А  Б  В  Г  Д  Е  Ж  З  И  Й  К  Л  М  Н  О  П  Р  С  Т  У  Ф  Х  Ц  Ч  Ш  Щ  Э  Ю  Я  

 

Эта белокурая киска нравится мне все больше и больше. Готов поспорить на собачку ружья против щенка моей собачки, что мы быстро станем с ней близкими друзьями.
— Лично я, — говорю, — знаю о ней только то, что она была девственницей и хорошо горела…
— Интересно, как это она осталась девственницей среди стольких солдат?
— А вы среди ваших ученых?
Она хохочет резким безумным смехом.
— Вы видели их морды?
— Да, мрачноваты.

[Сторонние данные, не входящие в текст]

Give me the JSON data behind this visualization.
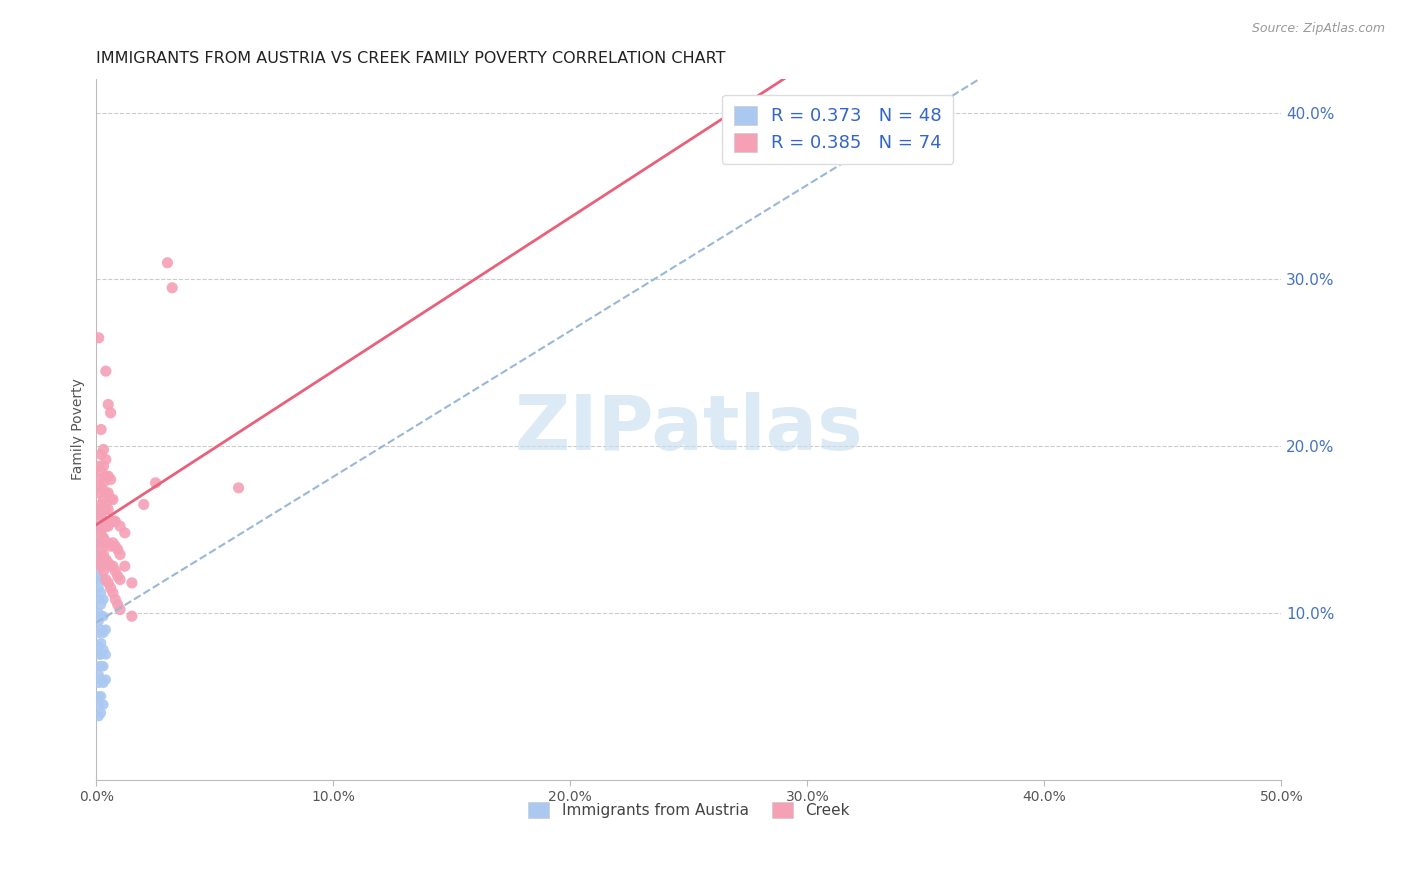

А как они в плане дружбы?
— Пфф, считай никак… Они думают только о своей работе.
— Неужели ни один из пяти не пытался за вами ухаживать хоть немножко?
— Как же, толстяк Бертье пожирает меня глазами, но дальше не идет.

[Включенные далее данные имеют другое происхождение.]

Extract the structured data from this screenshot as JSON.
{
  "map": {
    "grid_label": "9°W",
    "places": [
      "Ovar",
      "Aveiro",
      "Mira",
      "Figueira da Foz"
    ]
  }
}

— А куда он может пойти со своим брюхом в вице мяча для регби?.. А они работают по ночам?
— Редко. Иногда старик объявляет общий аврал, когда сделает новый шаг в своих исследованиях…

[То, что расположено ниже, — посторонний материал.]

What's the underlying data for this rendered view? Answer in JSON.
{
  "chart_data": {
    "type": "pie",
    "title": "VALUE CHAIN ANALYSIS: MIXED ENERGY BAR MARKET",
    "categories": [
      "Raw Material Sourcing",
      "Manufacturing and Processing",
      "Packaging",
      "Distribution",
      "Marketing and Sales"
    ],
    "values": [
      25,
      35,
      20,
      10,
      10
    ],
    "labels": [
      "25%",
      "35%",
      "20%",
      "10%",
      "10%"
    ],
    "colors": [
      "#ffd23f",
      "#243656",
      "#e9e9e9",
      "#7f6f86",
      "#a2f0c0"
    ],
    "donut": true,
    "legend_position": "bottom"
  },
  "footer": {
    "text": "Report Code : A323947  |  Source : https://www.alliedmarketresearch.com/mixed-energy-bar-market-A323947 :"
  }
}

— Кстати, а в чем конкретно заключаются его исследования?
Я незаметно наблюдаю за ней с невинной физиономией. Она издает губами неблагозвучный звук.
— Понятия не имею! Все окружено страшной тайной! Это может быть что угодно, он нем как могила…
— А остальные знают?
— Если и знают, то мне об этом не говорили… Продолжать нет смысла. Или она действительно ничего не знает об открытии Тибодена, или достаточно умна, чтобы помалкивать.
Поскольку других срочных дел у меня нет, я беру ее за крылышко и приглашаю сесть ко мне на колени. Она делает это мягко и не ломаясь обвивает мою шею руками. Я бы не хотел продолжать радиорепортаж дальше границ, определенных приличием, но все же скажу, что, когда часы начинают бить полночь, я знаю наизусть все изгибы ее тела, все ее реакции, то, как она зовет свою мамочку, то, как просит ее не беспокоиться, нежность и бархатистость ее кожи, все ее умения, ее пассивность и ее требовательность, ее цепкость и сообразительность, а также ее деликатную манеру ощипывать маргаритку, ухаживать за боярышником на ветке и собирать пальцы ноги в букет фиалок.
Глава 5
Когда она пришла в себя, а я надел брюки, мы обмениваемся несколькими поцелуями и возобновляем беседу.
Маленький сеанс чик-чирика нас утомил и осчастливил Лично я нами доволен. Еще немного, и я ущипну себя за ухо, чтобы сказать себе это. Не знаю, как вы устроены. Может, у вас в трусах один знак вопроса, но каждый раз, сразу после того, как я вернул свой долг особе диаметрально противоположного моему пола, я чувствую себя превосходно. Я как будто оправдал свое существование в глазах творца…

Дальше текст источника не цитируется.